The wide, clumsy punch caught her left shoulder and pushed her back on the bed. She caught his hand. She held it. She knew its weight, and the temperature of it’s skin, the dark fur on its forearm. She didn’t know whether to kiss it, or continue to hold it, or whisper to him that he only dreamed, then kiss him on the cheek and lie beside him until he slept without fear. Only?
She astonished herself by throwing his arm back against him. “Don’t you abuse me , you son of a bitch!” she shouted, and as she did she heard the echo in her words of his own dreamy voice. She punched at him clumsily, like a girl , she thought, swinging wildly until he woke, frightened, of course, and confused, saying, “What? What?” But he traveled all the way from the borders of dreaming, through her weeping, her shouts and her blows, to find her, to fight through her punches, to clutch her against him. She knew, as he seized her, that he did so in ignorance of what had happened inside him or inside her, or in the room between them. Gerry hugged her to himself and gave what dumb and uninvited comfort he could. She knew he did. And she, now, reached to comfort in return. She felt his drenched T-shirt and thick blunt ribs, and she held herself against them, thinking Caught .

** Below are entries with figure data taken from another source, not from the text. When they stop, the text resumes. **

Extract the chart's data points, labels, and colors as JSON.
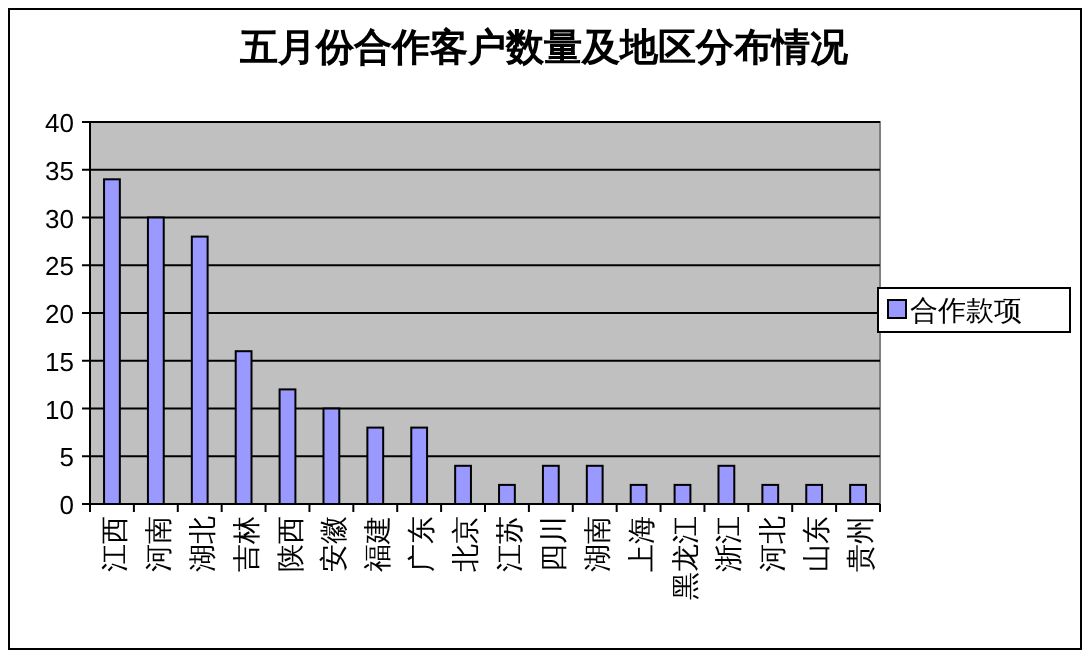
{
  "chart_data": {
    "type": "bar",
    "title": "五月份合作客户数量及地区分布情况",
    "categories": [
      "江西",
      "河南",
      "湖北",
      "吉林",
      "陕西",
      "安徽",
      "福建",
      "广东",
      "北京",
      "江苏",
      "四川",
      "湖南",
      "上海",
      "黑龙江",
      "浙江",
      "河北",
      "山东",
      "贵州"
    ],
    "series": [
      {
        "name": "合作款项",
        "color": "#9999ff",
        "values": [
          34,
          30,
          28,
          16,
          12,
          10,
          8,
          8,
          4,
          2,
          4,
          4,
          2,
          2,
          4,
          2,
          2,
          2
        ]
      }
    ],
    "ylim": [
      0,
      40
    ],
    "yticks": [
      0,
      5,
      10,
      15,
      20,
      25,
      30,
      35,
      40
    ],
    "grid": "y",
    "legend": "right"
  }
}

THAT NIGHT I did what I had always done. It was how I’d been managing. Every morning I did what I always did, and every afternoon and night. Pooh lurched out with me while Bear slammed him into my legs and led us off the back porch. Bear was ten months old, a Labrador retriever long of muzzle and leg with vast paws. The old one, Pooh — my wife had named him — was lamed by arthritis, half blinded by cataracts, crippled by dysplasia, and still too strong to die. I placated the secrets of his physiology with Butazolidin tablets and dog biscuits. At that time, I was especially grateful when a patient or dog did not die.
It was unusually cold for early November, and the pumpkins I’d set out, because it had been the custom of the house, were settling into themselves as successive frosts softened them. No one came up our road for Halloween, but I had placed pumpkins on the front and back porches and had even fastened onto the storm doors the bunches of maize we’d always hung there. No one came to our house at Halloween because it was so remote, and because the pickings were better in town, five miles below. I had walked about, from kitchen to pantry through kitchen back to living room, waiting to give some little kids some lollipops and candy bars, but no one had come to claim them. I had thought to console myself with Tootsie Pops, but I learned from their high, artificial sweetness that I didn’t believe in consolation.
Pooh staggered around the bushes in the side yard, and I heard Bear rustling in the tall, withered grass below us. He was in the field that went down a hundred yards or so to the old apple trees on which gnarled, sour apples would gleam in the morning through winter. Pooh came back and lay down beside me with a grunt. I didn’t hear the puppy and I whistled him back. He didn’t come. I clapped my hands and called him. I heard slow winds and the natural sway of weeds against each other, but nothing caused by the intrepid unintelligence of a young dog rushing home. I called again, and listened, and then put Pooh inside, stuck a long-handled flashlight in the pocket of my barn coat, and, leaving the porch light on, went looking.